豚足ご飯

 店の前の大鍋で、醤油の香りを漂わせ、とろ火で煮込まれている豚の足。
 深い味わいを醸し出すのは、ニンニク、コリアンダーの根、南姜、氷砂糖、椰子砂糖、白醤油、黒醤油。そして、軽く炒った、八角、黒胡椒、コリアンダーの種、肉桂、陳皮などの数々の香辛料。
 よく洗い、毛を取り除いた豚足を、たっぷりの水と上記の調味料で、2時間ばかり。
 椎茸、紹興酒、さらに、肉を柔らかくさせるカラシナの漬物を加え、また2時間。
 適宜、水や調味料を補いながら、まだまだぐつぐつ。次第に、全体がとろみを帯びてくる。
 じっくり煮込んだその豚足をご飯に乗せ、さっと煮汁をかけた、カーオ・カー・ムー。
 むちっとした皮、ふるふるしたゼラチン、繊維の一本一本が舌の上でほどけるほどに柔らかな肉。ぱらりとしたタイ米と共に噛み締める。付け合せには、やはり鍋から取り出したカラシナ漬。漬物のほのかな酸味が食欲をさらに刺激する。

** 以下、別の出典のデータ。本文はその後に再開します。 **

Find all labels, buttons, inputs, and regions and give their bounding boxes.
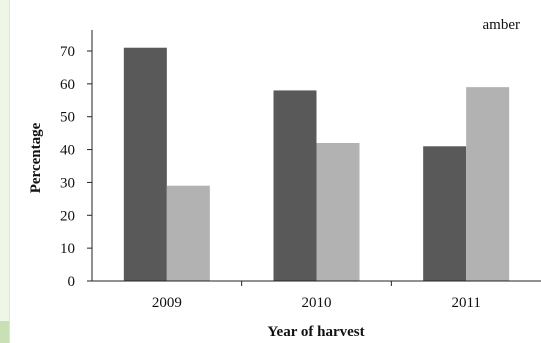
- legend-fragment: amber: [483, 17, 520, 33]
- y-tick-label: 70: [60, 44, 75, 60]
- y-tick-label: 60: [60, 77, 75, 93]
- x-tick-label-2011: 2011: [451, 295, 480, 311]
- bar-2010-series-2: [316, 143, 360, 281]
- left-edge-strip: [0, 0, 10, 343]
- y-tick-label: 40: [60, 143, 75, 159]
- y-tick-label: 50: [60, 110, 75, 126]
- y-axis-title: Percentage: [28, 122, 44, 193]
- x-axis-title: Year of harvest: [267, 324, 364, 340]
- bar-2009-series-1: [123, 47, 167, 281]
- plot-area: [123, 47, 510, 282]
- x-tick-label-2010: 2010: [302, 295, 332, 311]
- bar-2011-series-2: [466, 87, 510, 282]
- left-edge-notch: [0, 321, 9, 343]
- y-tick-label: 0: [68, 274, 76, 290]
- legend: amber: [483, 17, 520, 33]
- x-ticks: 2009 2010 2011: [152, 281, 481, 311]
- x-tick-label-2009: 2009: [152, 295, 182, 311]
- y-tick-label: 20: [60, 208, 75, 224]
- y-tick-label: 10: [60, 241, 75, 257]
- bar-2010-series-1: [273, 90, 317, 281]
- bar-2011-series-1: [423, 146, 467, 281]
- y-ticks: 0 10 20 30 40 50 60 70: [60, 44, 92, 290]
- bar-2009-series-2: [166, 185, 210, 281]
- y-tick-label: 30: [60, 175, 75, 191]
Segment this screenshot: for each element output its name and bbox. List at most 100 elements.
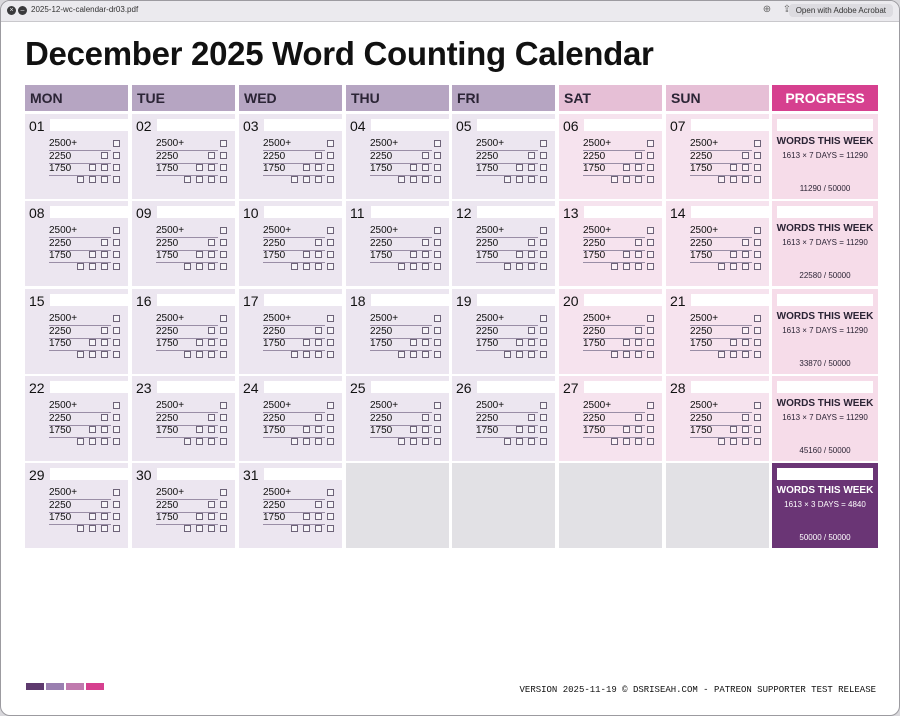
goal-checkbox[interactable] [540, 438, 547, 445]
day-note-field[interactable] [264, 294, 344, 306]
goal-checkbox[interactable] [422, 152, 429, 159]
goal-checkbox[interactable] [315, 251, 322, 258]
day-note-field[interactable] [157, 294, 237, 306]
goal-checkbox[interactable] [101, 239, 108, 246]
goal-checkbox[interactable] [303, 339, 310, 346]
goal-checkbox[interactable] [303, 164, 310, 171]
goal-checkbox[interactable] [742, 152, 749, 159]
goal-checkbox[interactable] [516, 251, 523, 258]
goal-checkbox[interactable] [730, 426, 737, 433]
goal-checkbox[interactable] [410, 176, 417, 183]
goal-checkbox[interactable] [540, 426, 547, 433]
goal-checkbox[interactable] [315, 152, 322, 159]
goal-checkbox[interactable] [540, 251, 547, 258]
goal-checkbox[interactable] [327, 489, 334, 496]
goal-checkbox[interactable] [504, 351, 511, 358]
goal-checkbox[interactable] [422, 176, 429, 183]
goal-checkbox[interactable] [422, 164, 429, 171]
goal-checkbox[interactable] [647, 152, 654, 159]
goal-checkbox[interactable] [208, 525, 215, 532]
goal-checkbox[interactable] [754, 176, 761, 183]
goal-checkbox[interactable] [410, 438, 417, 445]
goal-checkbox[interactable] [422, 263, 429, 270]
goal-checkbox[interactable] [303, 263, 310, 270]
goal-checkbox[interactable] [434, 164, 441, 171]
goal-checkbox[interactable] [647, 438, 654, 445]
goal-checkbox[interactable] [196, 525, 203, 532]
goal-checkbox[interactable] [540, 351, 547, 358]
goal-checkbox[interactable] [528, 176, 535, 183]
goal-checkbox[interactable] [516, 164, 523, 171]
goal-checkbox[interactable] [113, 402, 120, 409]
goal-checkbox[interactable] [101, 513, 108, 520]
goal-checkbox[interactable] [516, 351, 523, 358]
goal-checkbox[interactable] [315, 327, 322, 334]
goal-checkbox[interactable] [754, 414, 761, 421]
goal-checkbox[interactable] [754, 351, 761, 358]
goal-checkbox[interactable] [504, 263, 511, 270]
goal-checkbox[interactable] [315, 351, 322, 358]
goal-checkbox[interactable] [754, 251, 761, 258]
goal-checkbox[interactable] [184, 176, 191, 183]
day-note-field[interactable] [691, 294, 771, 306]
goal-checkbox[interactable] [303, 438, 310, 445]
goal-checkbox[interactable] [220, 525, 227, 532]
goal-checkbox[interactable] [635, 263, 642, 270]
goal-checkbox[interactable] [113, 152, 120, 159]
goal-checkbox[interactable] [89, 426, 96, 433]
goal-checkbox[interactable] [434, 239, 441, 246]
goal-checkbox[interactable] [635, 239, 642, 246]
goal-checkbox[interactable] [113, 351, 120, 358]
goal-checkbox[interactable] [220, 227, 227, 234]
goal-checkbox[interactable] [327, 513, 334, 520]
goal-checkbox[interactable] [196, 164, 203, 171]
goal-checkbox[interactable] [410, 164, 417, 171]
goal-checkbox[interactable] [196, 426, 203, 433]
goal-checkbox[interactable] [635, 327, 642, 334]
goal-checkbox[interactable] [327, 263, 334, 270]
goal-checkbox[interactable] [101, 263, 108, 270]
goal-checkbox[interactable] [528, 251, 535, 258]
goal-checkbox[interactable] [635, 339, 642, 346]
day-note-field[interactable] [691, 381, 771, 393]
goal-checkbox[interactable] [742, 251, 749, 258]
goal-checkbox[interactable] [611, 438, 618, 445]
goal-checkbox[interactable] [89, 176, 96, 183]
goal-checkbox[interactable] [101, 164, 108, 171]
goal-checkbox[interactable] [196, 251, 203, 258]
goal-checkbox[interactable] [113, 327, 120, 334]
day-note-field[interactable] [584, 206, 664, 218]
goal-checkbox[interactable] [327, 501, 334, 508]
goal-checkbox[interactable] [315, 426, 322, 433]
week-note-field[interactable] [777, 206, 873, 218]
goal-checkbox[interactable] [303, 426, 310, 433]
goal-checkbox[interactable] [623, 263, 630, 270]
goal-checkbox[interactable] [89, 263, 96, 270]
goal-checkbox[interactable] [184, 263, 191, 270]
goal-checkbox[interactable] [113, 414, 120, 421]
goal-checkbox[interactable] [647, 251, 654, 258]
goal-checkbox[interactable] [434, 251, 441, 258]
goal-checkbox[interactable] [101, 327, 108, 334]
goal-checkbox[interactable] [504, 176, 511, 183]
day-note-field[interactable] [50, 119, 130, 131]
goal-checkbox[interactable] [718, 438, 725, 445]
goal-checkbox[interactable] [528, 438, 535, 445]
goal-checkbox[interactable] [208, 327, 215, 334]
goal-checkbox[interactable] [101, 351, 108, 358]
goal-checkbox[interactable] [208, 263, 215, 270]
goal-checkbox[interactable] [315, 438, 322, 445]
day-note-field[interactable] [584, 381, 664, 393]
goal-checkbox[interactable] [327, 402, 334, 409]
week-note-field[interactable] [777, 468, 873, 480]
goal-checkbox[interactable] [315, 513, 322, 520]
goal-checkbox[interactable] [196, 339, 203, 346]
goal-checkbox[interactable] [754, 426, 761, 433]
day-note-field[interactable] [264, 119, 344, 131]
goal-checkbox[interactable] [516, 176, 523, 183]
goal-checkbox[interactable] [410, 251, 417, 258]
goal-checkbox[interactable] [647, 426, 654, 433]
goal-checkbox[interactable] [434, 263, 441, 270]
goal-checkbox[interactable] [113, 227, 120, 234]
day-note-field[interactable] [264, 468, 344, 480]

 トッピングのゆで卵にも、茶色い煮汁がしっかりしみ込んでいる。腸を一緒に煮込むこともあり、こりこりとした歯触りが良い。
 こっくりした味なので、唐辛子・ニンニク・酢・塩・砂糖を混ぜて寝かせたタレをかけて食べる。それでもまだ口の中が重たい感じならば、生のニンニクや唐辛子をかじってさっぱりと。
 タイ語で「豚を煮る」と言えば、土地に不案内な人などから、金品を巻き上げるという意味。日本語の「カモにする」に近い。
 タイ旅行で食べる豚足ご飯のあまりのおいしさに、我を忘れて、煮豚にならないよう、ご注意を。